The chest film of a patient with pleural TB, one form of extrapulmonary TB. Patients with pleural tuberculosis have negative sputum and, for this reason, it is thought that  they are not contagious. (We diagnosed this case after examining the pleural fluid: It was exudative with a lymphocyte predominance)


      The day before we were planning to discharge the patient in Room 25, our attending jokingly grabbed his guitar and pretend to play, while he and the other patient laughed. It was a wonderful moment, one I will remember, long after I have left Lambarene.
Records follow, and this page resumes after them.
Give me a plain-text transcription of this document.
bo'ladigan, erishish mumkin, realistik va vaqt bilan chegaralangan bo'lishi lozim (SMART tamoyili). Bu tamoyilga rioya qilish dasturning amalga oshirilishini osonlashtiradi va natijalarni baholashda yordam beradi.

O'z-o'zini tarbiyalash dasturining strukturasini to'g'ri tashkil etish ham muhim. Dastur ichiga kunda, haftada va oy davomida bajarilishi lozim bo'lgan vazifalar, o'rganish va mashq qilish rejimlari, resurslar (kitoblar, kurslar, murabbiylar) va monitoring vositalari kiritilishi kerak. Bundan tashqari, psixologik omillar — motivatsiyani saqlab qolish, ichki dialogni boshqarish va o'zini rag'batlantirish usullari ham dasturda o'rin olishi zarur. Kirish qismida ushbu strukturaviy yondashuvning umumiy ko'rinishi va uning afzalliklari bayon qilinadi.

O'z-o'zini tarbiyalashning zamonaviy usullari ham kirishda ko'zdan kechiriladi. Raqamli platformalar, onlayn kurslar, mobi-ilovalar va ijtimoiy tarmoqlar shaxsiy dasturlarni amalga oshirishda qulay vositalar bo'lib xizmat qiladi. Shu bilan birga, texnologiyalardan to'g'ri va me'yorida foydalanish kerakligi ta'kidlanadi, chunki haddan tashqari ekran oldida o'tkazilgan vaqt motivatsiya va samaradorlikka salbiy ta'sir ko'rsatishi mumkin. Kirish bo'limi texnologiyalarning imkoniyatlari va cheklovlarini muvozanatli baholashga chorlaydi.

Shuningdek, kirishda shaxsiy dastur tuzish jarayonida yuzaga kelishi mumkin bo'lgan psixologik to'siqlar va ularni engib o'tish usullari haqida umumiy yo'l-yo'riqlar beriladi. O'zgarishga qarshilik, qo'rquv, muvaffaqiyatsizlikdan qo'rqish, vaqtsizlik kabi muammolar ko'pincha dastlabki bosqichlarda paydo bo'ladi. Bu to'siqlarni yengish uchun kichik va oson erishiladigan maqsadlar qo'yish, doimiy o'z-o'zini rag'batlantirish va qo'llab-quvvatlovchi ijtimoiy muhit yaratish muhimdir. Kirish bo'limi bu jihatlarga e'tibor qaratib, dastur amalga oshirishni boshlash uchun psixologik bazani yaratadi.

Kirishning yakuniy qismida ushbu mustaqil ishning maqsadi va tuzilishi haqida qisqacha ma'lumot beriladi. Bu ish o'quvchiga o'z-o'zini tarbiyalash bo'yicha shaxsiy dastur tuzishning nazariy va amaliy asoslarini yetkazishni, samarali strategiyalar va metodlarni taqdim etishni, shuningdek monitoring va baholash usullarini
      I’m always a little sad to see them go; it is like I am saying goodbye to a classmate. I am also scared for them.   My fears are not unfounded. A public health Schweitzer fellow, Meredith Collins, completed a study about tuberculosis during her rotation here. She found that in 2008, 43.5% of tuberculosis patients were lost to follow up. It is a problem all over subsaharan Africa, but the numbers are alarming.
        When we discharge our patients, I always worry that their youth and the feeling of invincibility that come with it will cause them to forget their medications and miss appointments. I worry that the morning they wake up without a cough and able to play soccer without tiring, they will decide they don’t need to take the five pills. And most of all, I worry that they will come back, their lungs filled with bugs that we don’t have the medication to kill. In those moments, I feel so much older than them, the knowledge of all the risks of their infection aging me.
    I’m never sad for long. After our guitarist left, another young man replaced him, this one with a boombox and a seemingly endless collection of American music.  The sounds of Rihanna and Jay-Z filled the hallway for the next couple of weeks, and by the time we discharged him we had started to hum right along to it.